Card games have been our longest running shared interest. We met 12 years ago and started out with Tripoly or poker, and then when we both embraced our geekiness and were comfortable started playing Chez Geek with my roommate or occasionally try out Fluxx when sitting around. Eventually we were both secure enough in the relationship to play Munchkin together. Betrayal stings less when you’re pretty sure the back-stabbing player will one day be your wife. Being cursed repeatedly and then destroyed by a level 1 bat of some sort hurts forever though.
So we go about picking up card games from time to time. Time being dedicated to other, tinier, humans these days does hinder the amount of game time we have available. It’s a nice trade off, yes. I would very much prefer to run around the back yard with my sons than roll a 1 for the tenth straight time.
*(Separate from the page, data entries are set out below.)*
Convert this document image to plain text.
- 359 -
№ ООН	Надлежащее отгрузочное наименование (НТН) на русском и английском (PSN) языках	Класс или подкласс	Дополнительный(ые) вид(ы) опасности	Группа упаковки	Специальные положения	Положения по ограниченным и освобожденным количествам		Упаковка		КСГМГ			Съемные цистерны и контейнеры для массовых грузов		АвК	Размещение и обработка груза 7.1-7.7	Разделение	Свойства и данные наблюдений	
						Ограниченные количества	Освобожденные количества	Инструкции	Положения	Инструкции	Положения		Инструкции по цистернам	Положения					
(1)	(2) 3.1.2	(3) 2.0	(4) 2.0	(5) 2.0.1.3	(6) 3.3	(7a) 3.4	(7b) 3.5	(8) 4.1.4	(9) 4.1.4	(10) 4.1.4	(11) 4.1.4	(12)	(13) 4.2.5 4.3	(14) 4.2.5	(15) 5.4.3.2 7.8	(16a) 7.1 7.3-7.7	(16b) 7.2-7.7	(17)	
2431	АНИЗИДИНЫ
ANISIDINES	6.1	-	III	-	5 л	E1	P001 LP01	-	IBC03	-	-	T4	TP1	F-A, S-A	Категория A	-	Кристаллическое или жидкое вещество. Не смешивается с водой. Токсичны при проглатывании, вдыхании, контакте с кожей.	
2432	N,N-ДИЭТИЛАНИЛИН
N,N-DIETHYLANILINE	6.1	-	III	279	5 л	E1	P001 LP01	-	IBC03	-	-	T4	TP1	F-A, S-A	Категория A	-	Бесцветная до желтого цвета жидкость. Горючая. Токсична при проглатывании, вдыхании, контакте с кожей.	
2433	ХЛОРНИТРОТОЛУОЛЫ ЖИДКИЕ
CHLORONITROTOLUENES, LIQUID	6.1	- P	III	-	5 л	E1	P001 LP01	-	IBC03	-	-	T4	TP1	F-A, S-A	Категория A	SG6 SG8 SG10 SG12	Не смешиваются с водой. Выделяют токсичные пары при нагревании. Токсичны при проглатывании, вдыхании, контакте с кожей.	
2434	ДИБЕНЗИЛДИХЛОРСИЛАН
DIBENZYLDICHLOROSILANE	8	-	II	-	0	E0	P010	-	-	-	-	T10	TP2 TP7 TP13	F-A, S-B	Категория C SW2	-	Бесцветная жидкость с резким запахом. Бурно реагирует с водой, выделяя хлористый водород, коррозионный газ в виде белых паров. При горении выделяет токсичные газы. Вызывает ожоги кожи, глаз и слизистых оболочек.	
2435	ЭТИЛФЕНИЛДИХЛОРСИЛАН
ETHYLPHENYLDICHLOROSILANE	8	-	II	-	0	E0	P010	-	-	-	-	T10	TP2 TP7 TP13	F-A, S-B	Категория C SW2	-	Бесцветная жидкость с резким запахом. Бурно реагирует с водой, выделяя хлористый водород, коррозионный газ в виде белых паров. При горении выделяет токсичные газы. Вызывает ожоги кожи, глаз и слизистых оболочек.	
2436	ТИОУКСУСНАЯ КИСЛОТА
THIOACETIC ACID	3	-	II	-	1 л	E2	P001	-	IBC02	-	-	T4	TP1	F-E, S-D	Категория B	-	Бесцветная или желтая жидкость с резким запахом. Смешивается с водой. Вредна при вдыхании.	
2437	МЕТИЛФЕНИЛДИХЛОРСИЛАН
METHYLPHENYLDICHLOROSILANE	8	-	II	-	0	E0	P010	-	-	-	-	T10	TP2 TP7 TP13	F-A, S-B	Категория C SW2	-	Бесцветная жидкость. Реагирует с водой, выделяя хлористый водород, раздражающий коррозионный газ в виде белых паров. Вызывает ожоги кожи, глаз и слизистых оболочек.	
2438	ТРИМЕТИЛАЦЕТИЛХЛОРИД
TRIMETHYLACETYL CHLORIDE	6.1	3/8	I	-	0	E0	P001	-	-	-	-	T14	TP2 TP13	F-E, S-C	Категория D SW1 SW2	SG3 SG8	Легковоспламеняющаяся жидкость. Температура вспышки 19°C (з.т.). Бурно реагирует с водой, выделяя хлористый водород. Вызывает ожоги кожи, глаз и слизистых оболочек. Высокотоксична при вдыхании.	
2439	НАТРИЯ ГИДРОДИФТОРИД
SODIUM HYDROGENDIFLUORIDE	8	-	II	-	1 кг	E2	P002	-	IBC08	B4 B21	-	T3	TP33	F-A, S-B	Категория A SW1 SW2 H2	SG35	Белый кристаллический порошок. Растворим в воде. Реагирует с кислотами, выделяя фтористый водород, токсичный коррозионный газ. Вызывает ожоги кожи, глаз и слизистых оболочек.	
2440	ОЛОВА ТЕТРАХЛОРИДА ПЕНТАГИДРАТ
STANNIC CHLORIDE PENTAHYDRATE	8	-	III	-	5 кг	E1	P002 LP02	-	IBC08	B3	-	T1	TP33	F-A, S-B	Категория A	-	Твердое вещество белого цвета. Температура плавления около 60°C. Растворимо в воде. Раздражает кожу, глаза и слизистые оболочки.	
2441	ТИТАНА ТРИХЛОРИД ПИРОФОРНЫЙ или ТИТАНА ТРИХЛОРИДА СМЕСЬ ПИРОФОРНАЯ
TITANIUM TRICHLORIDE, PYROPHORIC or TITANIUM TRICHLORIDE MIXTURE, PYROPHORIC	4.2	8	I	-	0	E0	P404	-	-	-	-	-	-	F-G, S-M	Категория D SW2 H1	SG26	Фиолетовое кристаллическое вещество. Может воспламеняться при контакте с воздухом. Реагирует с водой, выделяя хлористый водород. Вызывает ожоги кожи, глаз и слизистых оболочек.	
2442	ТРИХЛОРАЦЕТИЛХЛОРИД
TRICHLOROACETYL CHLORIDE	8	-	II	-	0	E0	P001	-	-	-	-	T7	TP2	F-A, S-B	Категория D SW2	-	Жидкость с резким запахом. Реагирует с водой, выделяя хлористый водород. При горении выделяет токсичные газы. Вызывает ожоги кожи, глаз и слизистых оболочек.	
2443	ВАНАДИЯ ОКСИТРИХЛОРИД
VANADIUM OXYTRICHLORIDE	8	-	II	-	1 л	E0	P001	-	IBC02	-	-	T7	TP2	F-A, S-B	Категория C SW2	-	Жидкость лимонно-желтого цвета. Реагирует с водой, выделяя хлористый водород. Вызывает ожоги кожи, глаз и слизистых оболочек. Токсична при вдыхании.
When we do have time to shuffle cards and set up a game though, losing is extra special.
I do not know how she soundly defeats with every game we try. Her win/loss ratio in Magic is probably 7:1 now. And I taught her how to play that dang game. There might be some clairvoyance going about in her head, predicting my next move.
Picking up Assault: 19XX was exciting. It was a game within my genre’s scope, using mechanics that I was familiar with and just over flowing with a story element. I felt like the Cubs every off season, “this is my year!” The thing about the Cubs though…it’s never their year. She’s the Yankees and there’s nothing that can be done about that.
But we play. The point is not to win. Winning is secondary, tertiary, to the point of setting up a game. We play games to see each other. There are two little humans that require us at all hours of the day and it is exhausting. We play card games now to shut out everything else and just focus on each other. Yes, that focus when discussing Assault 19XX is all about finding the best card combo to deal maximum damage, but it is still all about hanging out.
So we pick up card games as a promise to each other that at the end of the day we are there for one another and we are going to spend our time figuring out new rules, new mechanics and generally having fun together. For that promise I will lose for 12 decades straight. Maybe at some point during all of that I will stop rolling ones. I should get a “Critical Fail” tattoo.
Seriously, go get Assault: 19xx. The game from above is even fun. My character was a mostly robotic former Prussian soldier named Shining Skull with an ally named Flying Dragon. It’s a tale of good and evil battling in a fictionalized 1930s and there’s enough randomization to the game I do not think we will ever play it the same way twice. Recommended for four players, it was just as easy and fun to do with two.